At the end of the Second World War in 1945, a young American war photographer named John Hendrickson was documenting the surrender of Japanese civilians on the island of Okinawa, when he stopped to take a picture of a little girl holding a white flag.
This photograph re-surfaced in Japan decades after it was taken, and the girl in the picture became a symbol of strength, love and hope—an emblem of survival and peace in a place once devastated by war. The child, meanwhile, had grown up and re-built her life, burying her painful memories. It wasn’t until the discovery of the photo set off a chain of rumours about the girl’s identity, that Tomiko Higa thought of sitting down and penning her own true story.
Left: Dorothy Britton (RenaissanceBooks.co.uk)
When Dorothy Britton—a well-known poet, translator and composer who spent a large part of her life in Japan—translated Higa’s book into English, she opened a door hidden behind a tangle of vines, and let the English-speaking world into a place it knew very little about.
In today’s world where terrorists, bombings and security threats are all a part of our lives, the desire for world peace is as close and as personal as it was—and still is—for the Okinawan people.

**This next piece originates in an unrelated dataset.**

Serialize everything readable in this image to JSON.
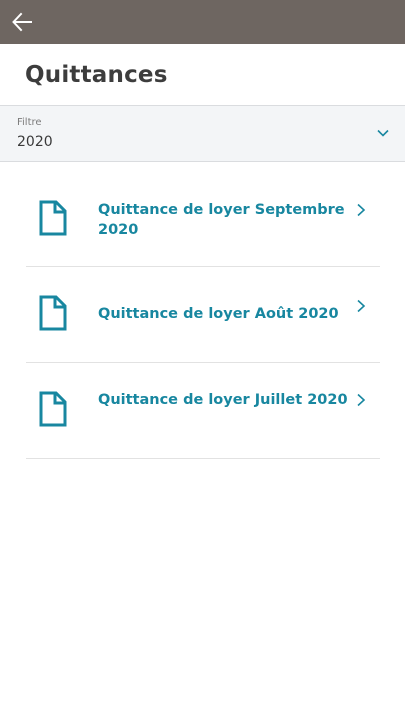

Dorothy Britton loved Japan and deeply understood the sentiments of Japanese people. She was often described as being “Japanese but in western skin.” During her lifetime, she wrote poetry and articles about the country she loved and also translated several well-known works such as Tetsuko Kuroyanagi’s famous memoir Totto-chan: The Little Girl at the Window, as well as A Haiku Journey (Oku no hosomich) by the famous poet Matsuo Basho. Britton also authored the historical work Prince and Princess Chichibu and translated The Japanese Crane by Tsuneo Hayashida. Britton passed away in 2015, at her home in Hayama, a week before her memoir Rhythms, Rites and Rituals: My Life in Japan in Two-step and Waltz-time was to be released.